I have the following requirement:
Load a large amount of data from a comma-delimited csv file.
I read the file, creating a POJO with a hibernate mapping, for each line.
These objects are complete except for ID which is not available in the csv.
For each object I look up a possible existing reference in the database by criteria other than id. If an object is found and has differences from the data in the csv file, then the csv data is updated into the found object and the found object is updated. If an object is found which does not differ from the csv data, nothing is done in the database. If no object is found, the id-less object in the POJO created from the CSV is saved., persisting it for the first time.
I want to do all this under a transaction. However, it's way too slow. What slows it down is caching. The more records have been processed, the larger the cache, and the more work hibernate must do when looking for existing records and the slower the processing proceeds.
When the table is empty and all data will be inserted, I can, therefore achieve a speed increase by evicting each item from the cache after it is persisted. But this fails when there is some preexisting data in the database. I get these errors:
6530 ERROR [main] hibernate.AssertionFailure: an assertion failure occured (this may indicate a bug in Hibernate, but is more likely due to unsafe use of the session)
net.sf.hibernate.AssertionFailure: possible nonthreadsafe access to session
at net.sf.hibernate.impl.SessionImpl.postInsert(SessionImpl.java:2350)
at net.sf.hibernate.impl.ScheduledInsertion.execute(ScheduledInsertion.java:30)
at net.sf.hibernate.impl.SessionImpl.executeAll(SessionImpl.java:2382)
at net.sf.hibernate.impl.SessionImpl.execute(SessionImpl.java:2335)
at net.sf.hibernate.impl.SessionImpl.autoFlushIfRequired(SessionImpl.java:1775)

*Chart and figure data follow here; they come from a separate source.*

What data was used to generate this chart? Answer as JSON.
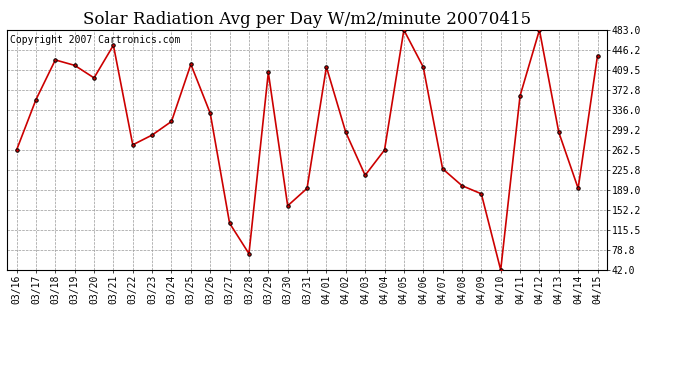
{
  "title": "Solar Radiation Avg per Day W/m2/minute 20070415",
  "copyright_text": "Copyright 2007 Cartronics.com",
  "dates": [
    "03/16",
    "03/17",
    "03/18",
    "03/19",
    "03/20",
    "03/21",
    "03/22",
    "03/23",
    "03/24",
    "03/25",
    "03/26",
    "03/27",
    "03/28",
    "03/29",
    "03/30",
    "03/31",
    "04/01",
    "04/02",
    "04/03",
    "04/04",
    "04/05",
    "04/06",
    "04/07",
    "04/08",
    "04/09",
    "04/10",
    "04/11",
    "04/12",
    "04/13",
    "04/14",
    "04/15"
  ],
  "values": [
    262.5,
    355.0,
    428.0,
    418.0,
    395.0,
    455.0,
    272.0,
    290.0,
    315.0,
    420.0,
    330.0,
    128.0,
    72.0,
    405.0,
    160.0,
    192.0,
    415.0,
    295.0,
    216.0,
    262.5,
    483.0,
    415.0,
    228.0,
    197.0,
    182.0,
    42.0,
    362.0,
    483.0,
    295.0,
    192.0,
    436.0
  ],
  "line_color": "#cc0000",
  "marker_color": "#000000",
  "bg_color": "#ffffff",
  "grid_color": "#999999",
  "ylim": [
    42.0,
    483.0
  ],
  "yticks": [
    42.0,
    78.8,
    115.5,
    152.2,
    189.0,
    225.8,
    262.5,
    299.2,
    336.0,
    372.8,
    409.5,
    446.2,
    483.0
  ],
  "ytick_labels": [
    "42.0",
    "78.8",
    "115.5",
    "152.2",
    "189.0",
    "225.8",
    "262.5",
    "299.2",
    "336.0",
    "372.8",
    "409.5",
    "446.2",
    "483.0"
  ],
  "title_fontsize": 12,
  "copyright_fontsize": 7,
  "tick_fontsize": 7
}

at net.sf.hibernate.impl.SessionImpl.getQueries(SessionImpl.java:1536)
at net.sf.hibernate.impl.SessionImpl.find(SessionImpl.java:1501)
at net.sf.hibernate.impl.SessionImpl.find(SessionImpl.java:1491)
at com.fubar.persist.BaseDAO.retrieveObjs(BaseDAO.java:301)
at com.fubar.SalesDAO.getMatchingSalesByLocation(SalesDAO.java:206)
This stack trace is strange. Why is postInsert() called in the middle of a query? It appears that this is caused by autoFlushIfRequired. How can this be defeated? Or is there another way to defeat the performance-killing effects of caching?
|